Grace was busy pushing onions and peppers around in the skillet; her head was engulfed in fragrant steam. “You’re the best friend evah,” she said, imitating what they both called her “Barbie New Bedfahd” accent. “Let’s have us some.”

Outside the glass doors, Madeline watched Eddie hand Trevor a beer and Brick a Coke. Brick settled into one of the rattan deck chairs with canvas-covered cushions. One of the twins came into sight, all long brown hair and long legs in jeans. Madeline hoped it was Allegra; she hoped Allegra would give Brick a kiss from the old days and make Trevor and Eddie blush and cringe respectfully. But it wasn’t Allegra; it was Hope. She wore her hair parted down the middle and tucked behind her ears. Her face was a tick off the glorious beauty of her sister’s; her eyes were squintier, her cheeks fuller. But what Hope lacked in glamour, she made up for in grace. She had a quiet, serious soul and an easy elegance, the likes of which Madeline had witnessed before only in women like Jacqueline Onassis and Audrey Hepburn.

Of the two girls, Madeline preferred Hope. She rarely let herself admit this.

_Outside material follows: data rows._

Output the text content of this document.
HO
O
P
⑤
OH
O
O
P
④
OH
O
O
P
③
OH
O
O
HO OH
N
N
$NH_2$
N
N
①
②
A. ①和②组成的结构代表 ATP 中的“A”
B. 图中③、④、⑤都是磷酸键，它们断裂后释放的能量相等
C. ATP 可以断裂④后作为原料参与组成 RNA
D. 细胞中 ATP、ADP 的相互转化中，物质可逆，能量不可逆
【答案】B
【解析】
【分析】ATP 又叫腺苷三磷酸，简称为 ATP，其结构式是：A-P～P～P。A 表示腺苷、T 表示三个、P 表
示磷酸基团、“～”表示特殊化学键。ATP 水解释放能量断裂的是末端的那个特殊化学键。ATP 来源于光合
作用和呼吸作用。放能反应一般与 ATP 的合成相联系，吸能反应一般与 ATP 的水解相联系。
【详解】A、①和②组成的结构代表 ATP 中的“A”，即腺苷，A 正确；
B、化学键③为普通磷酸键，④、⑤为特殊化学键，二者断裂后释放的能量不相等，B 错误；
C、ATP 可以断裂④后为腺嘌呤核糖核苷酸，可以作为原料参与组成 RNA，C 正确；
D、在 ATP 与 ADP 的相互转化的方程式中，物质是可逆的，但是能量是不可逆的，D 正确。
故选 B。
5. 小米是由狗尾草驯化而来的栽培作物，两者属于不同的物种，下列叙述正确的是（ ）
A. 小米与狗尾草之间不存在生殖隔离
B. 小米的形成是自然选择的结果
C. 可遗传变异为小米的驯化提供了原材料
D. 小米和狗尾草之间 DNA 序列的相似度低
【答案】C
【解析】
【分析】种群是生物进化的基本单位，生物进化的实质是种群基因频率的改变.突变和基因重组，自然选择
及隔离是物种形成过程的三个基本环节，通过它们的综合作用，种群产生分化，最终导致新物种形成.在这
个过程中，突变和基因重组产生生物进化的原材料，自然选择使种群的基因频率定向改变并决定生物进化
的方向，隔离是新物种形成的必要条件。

“The garden is looking good,” Madeline said. This was an understatement: the yard and garden dazzled, as always. The rest of Nantucket was still gloomy gray, the grass brown, the trees bare, and the daffodils that lined Milestone Road drooped from weeks of punishing wind and rain. But Grace’s yard was green and lush, as though these three acres had received sunshine by special order. The flower beds had sharp, precise edges; it looked like elves had trimmed the grass with manicure scissors. Everything was sprouted and ready to burst. There was an oval bed of tulips that would have made a Dutchman cry. It contained seven hundred bulbs in flame orange, snow white, cherry red, amethyst, and three luscious shades of pink—powder, shell, and deep fuchsia. The tulip bed alone was enough to make Madeline believe in God. All of the stonework had been scrubbed, as had Grace’s antique cast-iron planters and her five-foot statue of the angel Gabriel, bought from a church in Lourdes, which was where Grace had done a semester abroad when she was at Mount Holyoke. There was a park bench salvaged from the Tuileries said to date back to the era of Claude Monet and Auguste Renoir. Voluptuous ferns lined the bench in the exact places where Claude and Auguste would have set their butts. At the edge of the property sat the garden shed and the henhouse. The doors to the henhouse were closed tight; the chickens were asleep.